治療期間の短縮効果には個人差があるものの、臨床的には1/2~1/3程度に期間の短縮が期待できるとされています。
例:インビザライン矯正での活用
インビザラインの治療では、通常10~14日ごとにマウスピースを交換していきますが、加速矯正装置を併用することで、5日ごとの交換が可能になるケースも多いです。

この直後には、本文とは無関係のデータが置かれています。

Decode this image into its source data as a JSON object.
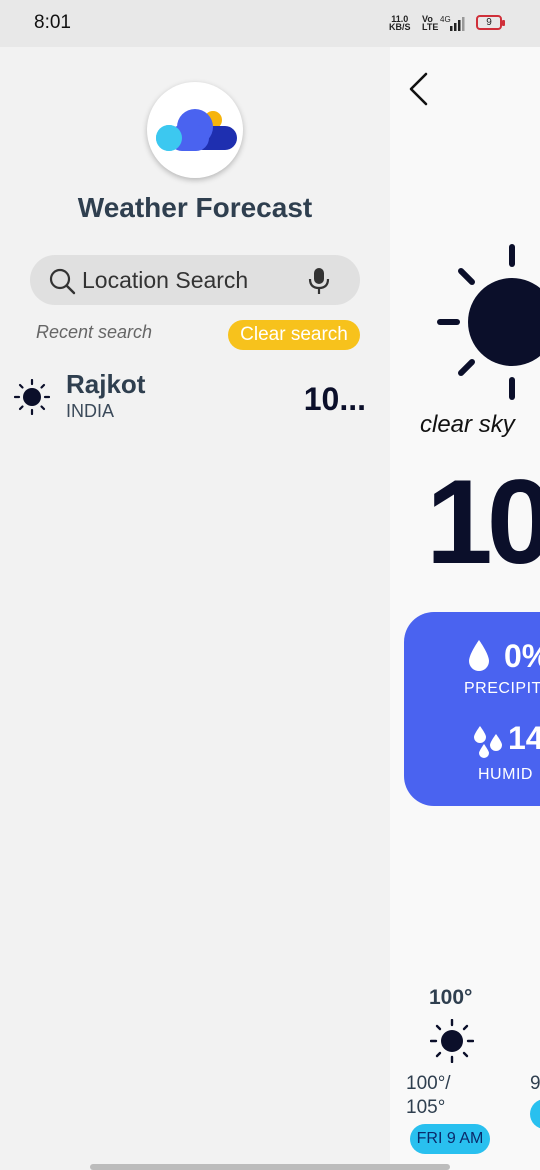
{
  "status_bar": {
    "time": "8:01",
    "net_speed": "11.0",
    "net_unit": "KB/S",
    "volte_top": "Vo",
    "volte_bottom": "LTE",
    "network": "4G",
    "battery": "9"
  },
  "drawer": {
    "app_title": "Weather Forecast",
    "search": {
      "placeholder": "Location Search"
    },
    "recent_label": "Recent search",
    "clear_label": "Clear search",
    "recent_items": [
      {
        "city": "Rajkot",
        "country": "INDIA",
        "temp": "10...",
        "icon": "sun-icon"
      }
    ]
  },
  "main": {
    "condition": "clear sky",
    "temperature": "10",
    "precipitation_value": "0%",
    "precipitation_label": "PRECIPIT",
    "humidity_value": "14",
    "humidity_label": "HUMID",
    "hourly": [
      {
        "temp": "100°",
        "range_line1": "100°/",
        "range_line2": "105°",
        "time": "FRI 9 AM"
      },
      {
        "range_line1": "9"
      }
    ]
  },
  "colors": {
    "accent_blue": "#4a63f0",
    "clear_button": "#f7c21c",
    "hour_pill": "#29c0ef",
    "text_dark": "#2f3f4f"
  }
}
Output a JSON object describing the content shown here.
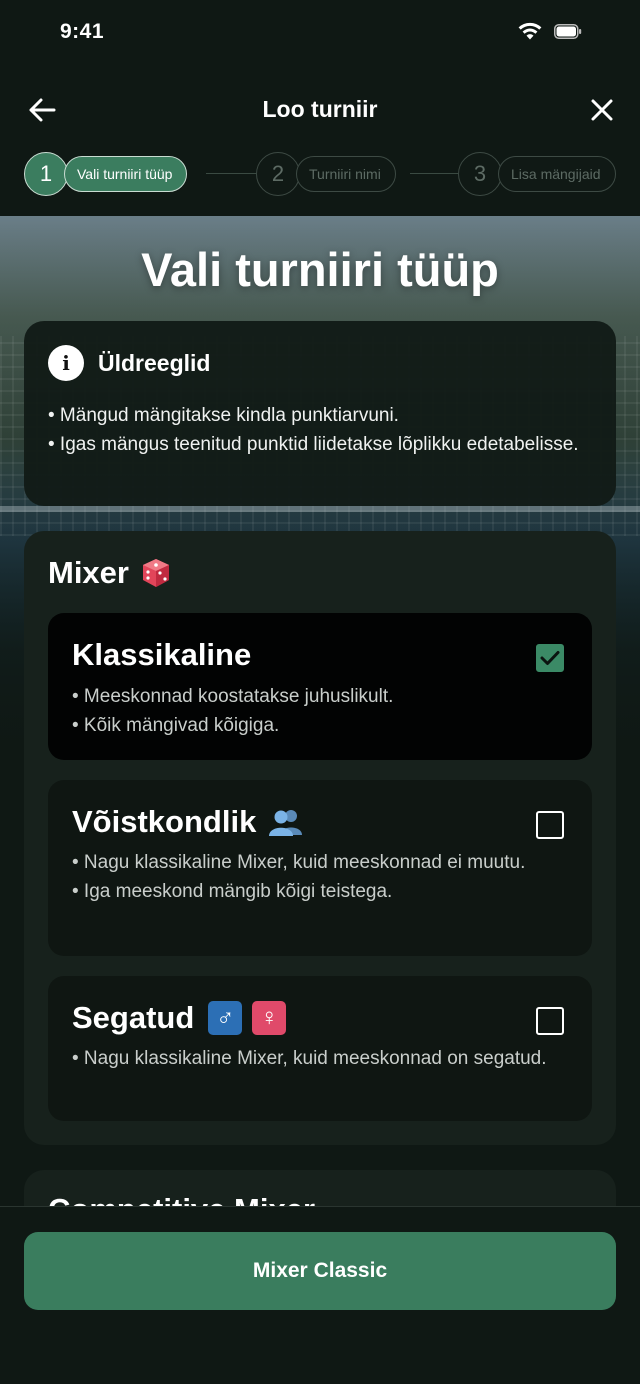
{
  "status_bar": {
    "time": "9:41"
  },
  "header": {
    "title": "Loo turniir"
  },
  "stepper": {
    "steps": [
      {
        "number": "1",
        "label": "Vali turniiri tüüp"
      },
      {
        "number": "2",
        "label": "Turniiri nimi"
      },
      {
        "number": "3",
        "label": "Lisa mängijaid"
      }
    ]
  },
  "page": {
    "title": "Vali turniiri tüüp"
  },
  "rules": {
    "title": "Üldreeglid",
    "items": [
      "• Mängud mängitakse kindla punktiarvuni.",
      "• Igas mängus teenitud punktid liidetakse lõplikku edetabelisse."
    ]
  },
  "mixer": {
    "title": "Mixer",
    "icon": "dice-icon",
    "options": [
      {
        "title": "Klassikaline",
        "selected": true,
        "desc": [
          "• Meeskonnad koostatakse juhuslikult.",
          "• Kõik mängivad kõigiga."
        ]
      },
      {
        "title": "Võistkondlik",
        "icon": "team-icon",
        "selected": false,
        "desc": [
          "• Nagu klassikaline Mixer, kuid meeskonnad ei muutu.",
          "• Iga meeskond mängib kõigi teistega."
        ]
      },
      {
        "title": "Segatud",
        "icons": [
          "♂",
          "♀"
        ],
        "selected": false,
        "desc": [
          "• Nagu klassikaline Mixer, kuid meeskonnad on segatud."
        ]
      }
    ]
  },
  "next_section": {
    "title": "Competitive Mixer"
  },
  "cta": {
    "label": "Mixer Classic"
  },
  "colors": {
    "accent": "#3a7d5e",
    "background": "#0f1814",
    "card": "#17211c"
  }
}
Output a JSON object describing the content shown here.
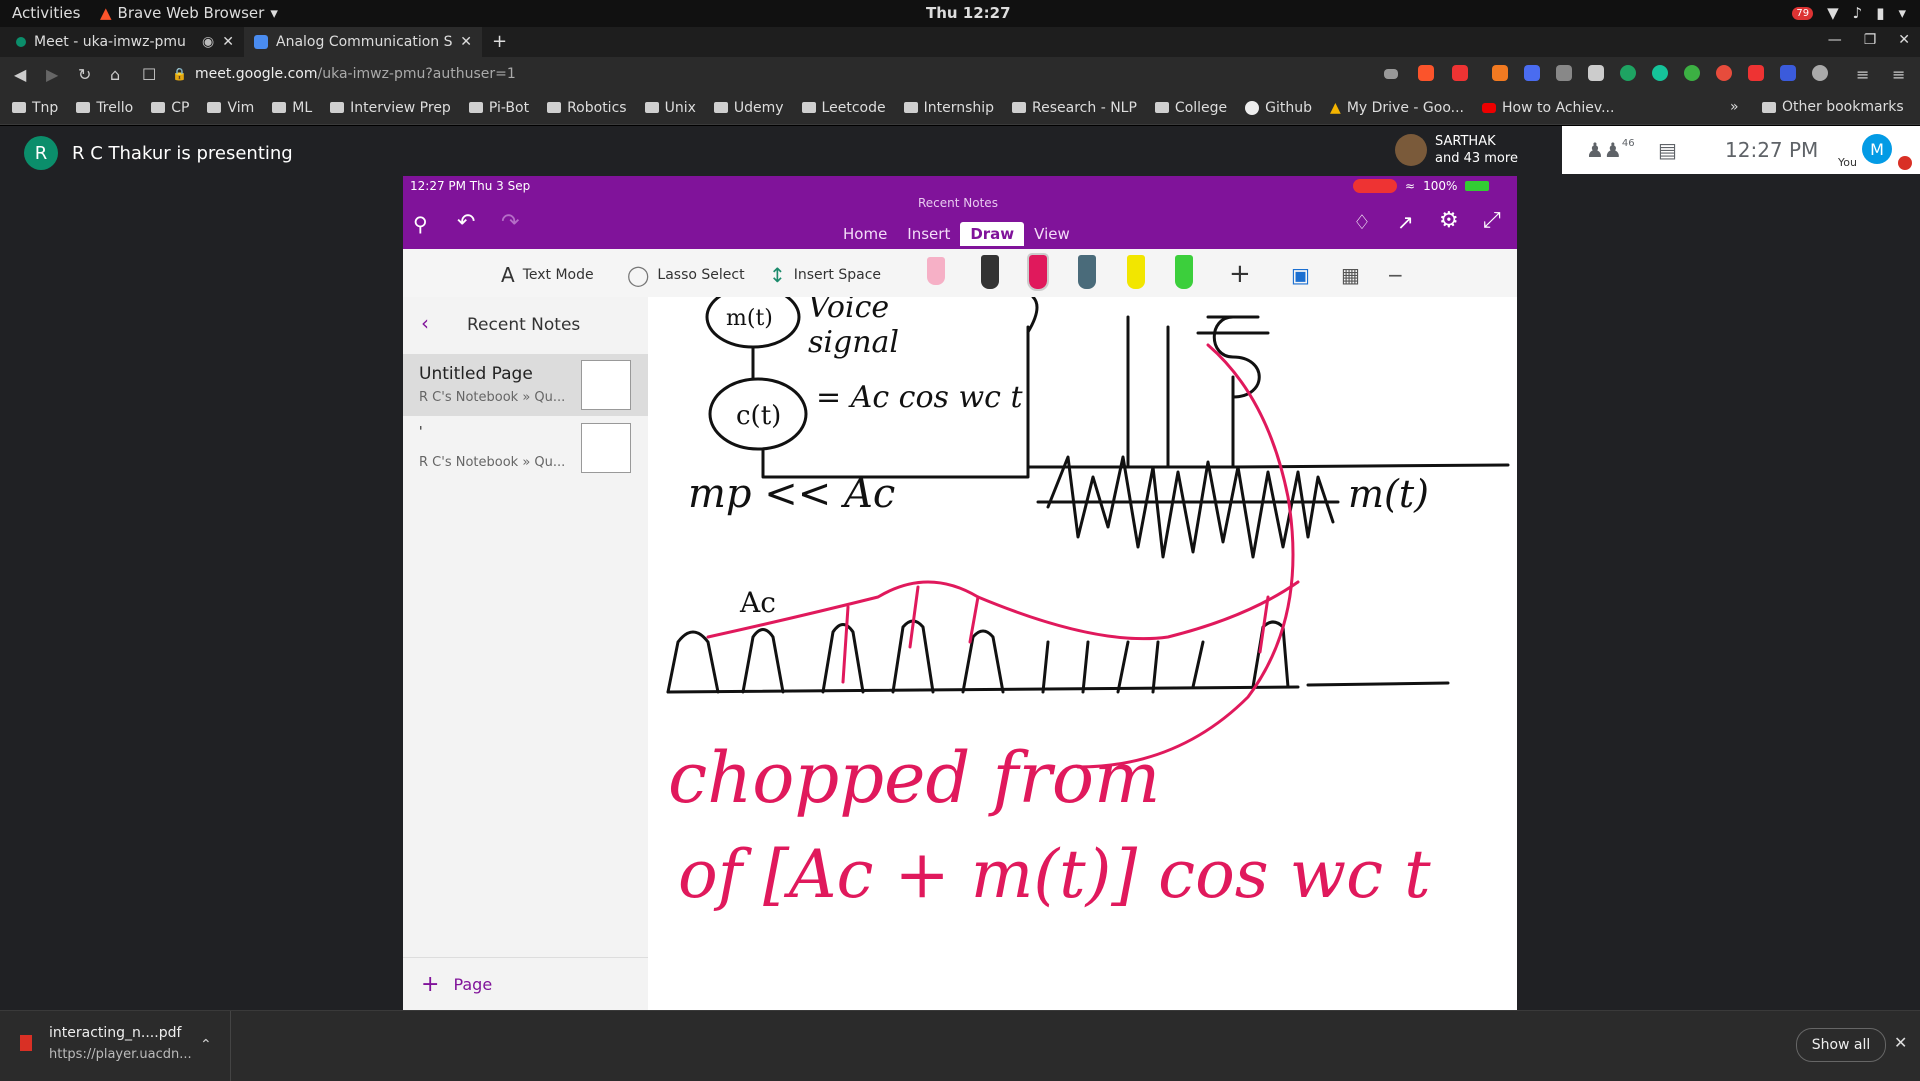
{
  "os_bar": {
    "activities": "Activities",
    "app_name": "Brave Web Browser",
    "clock": "Thu 12:27",
    "notification_badge": "79"
  },
  "tabs": [
    {
      "title": "Meet - uka-imwz-pmu",
      "active": false
    },
    {
      "title": "Analog Communication Sy",
      "active": true
    }
  ],
  "address": {
    "domain": "meet.google.com",
    "path": "/uka-imwz-pmu?authuser=1"
  },
  "bookmarks": [
    {
      "label": "Tnp"
    },
    {
      "label": "Trello"
    },
    {
      "label": "CP"
    },
    {
      "label": "Vim"
    },
    {
      "label": "ML"
    },
    {
      "label": "Interview Prep"
    },
    {
      "label": "Pi-Bot"
    },
    {
      "label": "Robotics"
    },
    {
      "label": "Unix"
    },
    {
      "label": "Udemy"
    },
    {
      "label": "Leetcode"
    },
    {
      "label": "Internship"
    },
    {
      "label": "Research - NLP"
    },
    {
      "label": "College"
    },
    {
      "label": "Github"
    },
    {
      "label": "My Drive - Goo..."
    },
    {
      "label": "How to Achiev..."
    }
  ],
  "bookmarks_more": "»",
  "other_bookmarks": "Other bookmarks",
  "meet": {
    "presenter_initial": "R",
    "presenter_text": "R C Thakur is presenting",
    "participant_name": "SARTHAK",
    "participant_more": "and 43 more",
    "people_count": "46",
    "time": "12:27 PM",
    "self_label": "You",
    "self_initial": "M"
  },
  "ipad": {
    "status_time": "12:27 PM   Thu 3 Sep",
    "battery": "100%",
    "header_title": "Recent Notes",
    "tabs": [
      "Home",
      "Insert",
      "Draw",
      "View"
    ],
    "active_tab": "Draw",
    "ribbon": {
      "text_mode": "Text Mode",
      "lasso": "Lasso Select",
      "insert_space": "Insert Space"
    },
    "sidebar_title": "Recent Notes",
    "notes": [
      {
        "title": "Untitled Page",
        "path": "R C's Notebook » Qu..."
      },
      {
        "title": "'",
        "path": "R C's Notebook » Qu..."
      }
    ],
    "add_page": "Page"
  },
  "handwriting": {
    "line1": "chopped from",
    "line2": "of [Ac + m(t)] cos wc t"
  },
  "download": {
    "filename": "interacting_n....pdf",
    "url": "https://player.uacdn...",
    "show_all": "Show all"
  },
  "colors": {
    "onenote_purple": "#80139a",
    "ink_red": "#e0195c",
    "meet_green": "#0b8e6b"
  }
}
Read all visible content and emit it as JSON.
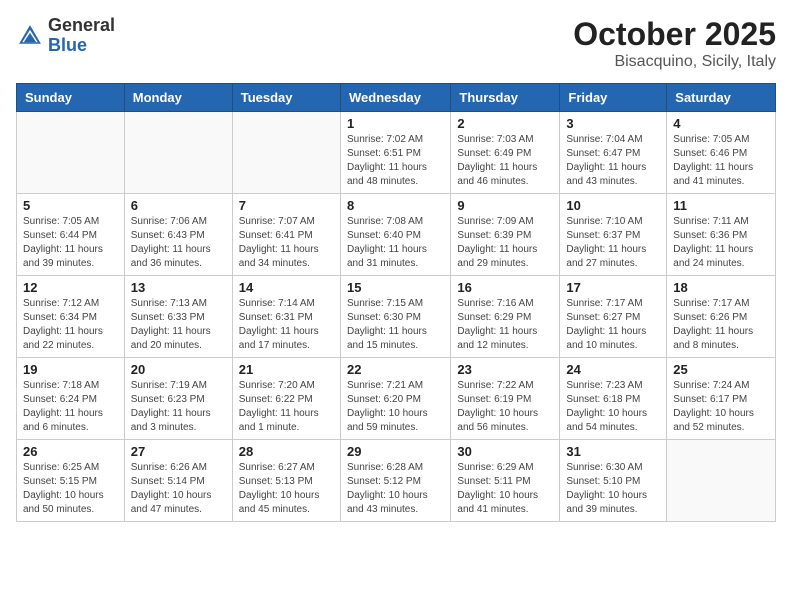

これにより、数ヶ月~半年単位で治療期間を短縮することができます。
加速矯正装置の安全性と副作用

加速矯正装置は、FDA(アメリカ食品医薬品局)やCE(欧州の安全基準)で承認を受けており、安全性は国際的に認められています。
- 安全性に関するポイント
- 非侵襲的(歯や骨を削らない)
- 痛みなし(刺激や違和感はほとんどない)
- 副作用ほぼなし(ごくまれに違和感を感じることがある程度)
ただし、以下のような方には使用が制限される場合があります。
- 妊娠中・授乳中の方
- 光感受性の持病や投薬を受けている方
- 骨代謝に関連する疾患がある方(例:骨粗しょう症)
加速矯正装置の費用は?
加速矯正装置は自由診療(保険適用外)のため、使用するには追加費用が必要です。
医院ごとに価格設定は異なりますが、以下が一般的な相場です。
| 項目 | 費用目安 |
| 加速矯正装置本体 | 約10万円~15万円 |
| 管理料(診察費含む) | 通常の矯正治療費に含まれることが多い |
当院では全てのインビザライン矯正治療の患者様の治療費に含まれています。
加速矯正装置はこんな人におすすめ!
- できるだけ短期間で矯正を終えたい方
- インビザライン治療を選んでいて、マウスピース交換を早めたい方
- 痛みを抑えつつ効率的に治療したい方
- 忙しくて通院回数を減らしたい方
特に「期日が決まっている」(結婚式・就職・留学など)という方には、時間を有効に使える加速矯正装置の併用は非常に効果的です。
まとめ:加速矯正装置で矯正治療をより快適に、短期間で

加速矯正装置は、これまで長期間を要していた矯正治療を、より短期間かつ効率よく行うための革新的なサポート装置です。
近赤外線を活用した安全なテクノロジーにより、自宅で簡単に使用できるのも大きな魅力です。